Reputation: 2083
I have dataframe obtained after reading a table as below using spark:
val orgDF = spark.read.format("jdbc").options("url", url).options("dbtable","select id, org_name, delete_state, soft_del, 0 as soft_del from schema.table as orgTable").options("user",username)options("password",pwd).load()

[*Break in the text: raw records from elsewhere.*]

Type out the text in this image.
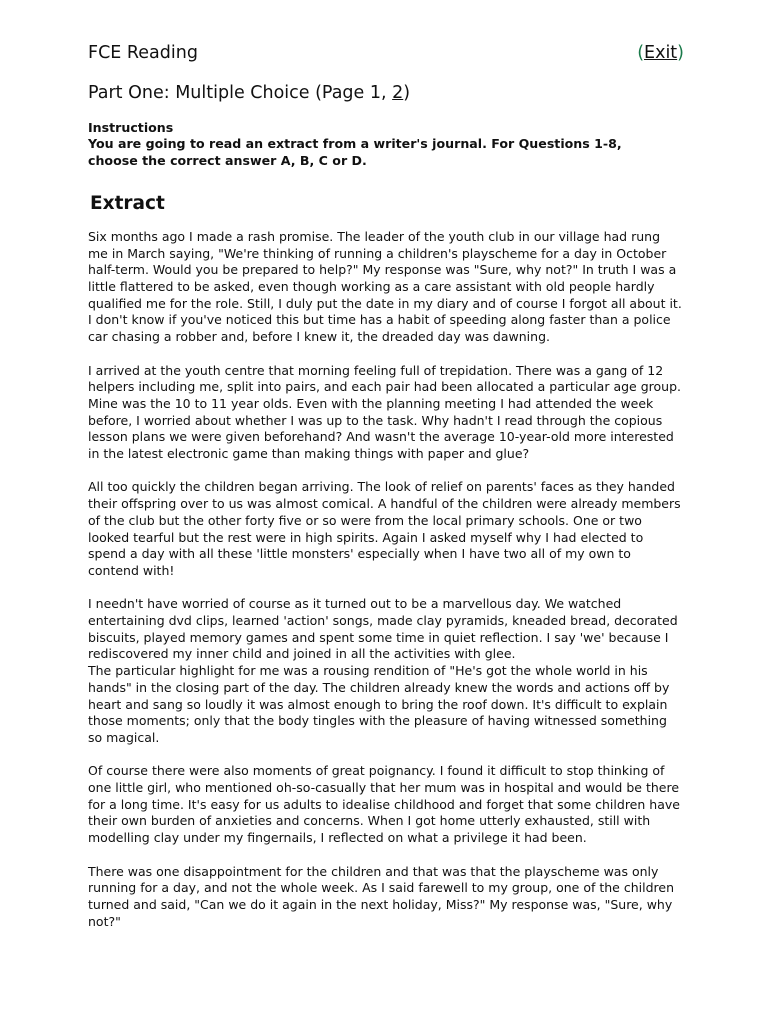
FCE Reading	(Exit)
Part One: Multiple Choice (Page 1, 2)
Instructions
You are going to read an extract from a writer's journal. For Questions 1-8, choose the correct answer A, B, C or D.
Extract

Six months ago I made a rash promise. The leader of the youth club in our village had rung me in March saying, "We're thinking of running a children's playscheme for a day in October half-term. Would you be prepared to help?" My response was "Sure, why not?" In truth I was a little flattered to be asked, even though working as a care assistant with old people hardly qualified me for the role. Still, I duly put the date in my diary and of course I forgot all about it. I don't know if you've noticed this but time has a habit of speeding along faster than a police car chasing a robber and, before I knew it, the dreaded day was dawning.

I arrived at the youth centre that morning feeling full of trepidation. There was a gang of 12 helpers including me, split into pairs, and each pair had been allocated a particular age group. Mine was the 10 to 11 year olds. Even with the planning meeting I had attended the week before, I worried about whether I was up to the task. Why hadn't I read through the copious lesson plans we were given beforehand? And wasn't the average 10-year-old more interested in the latest electronic game than making things with paper and glue?

All too quickly the children began arriving. The look of relief on parents' faces as they handed their offspring over to us was almost comical. A handful of the children were already members of the club but the other forty five or so were from the local primary schools. One or two looked tearful but the rest were in high spirits. Again I asked myself why I had elected to spend a day with all these 'little monsters' especially when I have two all of my own to contend with!

I needn't have worried of course as it turned out to be a marvellous day. We watched entertaining dvd clips, learned 'action' songs, made clay pyramids, kneaded bread, decorated biscuits, played memory games and spent some time in quiet reflection. I say 'we' because I rediscovered my inner child and joined in all the activities with glee.

The particular highlight for me was a rousing rendition of "He's got the whole world in his hands" in the closing part of the day. The children already knew the words and actions off by heart and sang so loudly it was almost enough to bring the roof down. It's difficult to explain those moments; only that the body tingles with the pleasure of having witnessed something so magical.

Of course there were also moments of great poignancy. I found it difficult to stop thinking of one little girl, who mentioned oh-so-casually that her mum was in hospital and would be there for a long time. It's easy for us adults to idealise childhood and forget that some children have their own burden of anxieties and concerns. When I got home utterly exhausted, still with modelling clay under my fingernails, I reflected on what a privilege it had been.

There was one disappointment for the children and that was that the playscheme was only running for a day, and not the whole week. As I said farewell to my group, one of the children turned and said, "Can we do it again in the next holiday, Miss?" My response was, "Sure, why not?"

I can see the output data from the dataframe as below:
-----------------------------------------
id | org_name | delete_state | soft_del
-----------------------------------------
1 | Net | delete | 0
2 | Vert | delete | 0
3 | Bio | insert | 0
4 | Card | delete | 0
7 | stock | update | 0
-----------------------------------------
Before saving the dataframe on HDFS, I am trying to set the value of the col: soft_del as '1' if the vale of the column in delete_state
is delete
and make a final dataframe as below:
-----------------------------------------
id | org_name | delete_state | soft_del
-----------------------------------------
1 | Net | delete | 1
2 | Vert | delete | 1
3 | Bio | insert | 0
4 | Card | delete | 1
7 | Stock | update | 0
-----------------------------------------
I know there is a way to do it as below:
orgDF.createOrReplaceTempView("orgData")
spark.sql("update orgData set soft_del = 1 where delete_state = 'delete'")
I am also trying to get to know how to use dataframe functions and do it but unable to find correct material. Could anyone let know how can I do it using dataframe functions ?
Upvotes: 0
Views: 53
Reputation: 677
You can try something like this
orgDF.withColumn("soft_del", when($"delete_state" === "delete", 1).otherwise(0))
You can also chain multiple when
s if you need, something like
orgDF.withColumn("soft_del",
when($"delete_state" === "delete", 1)
.when($"delete_state" === "update", 2)
.otherwise(0)
)
Reference
when
function.Upvotes: 2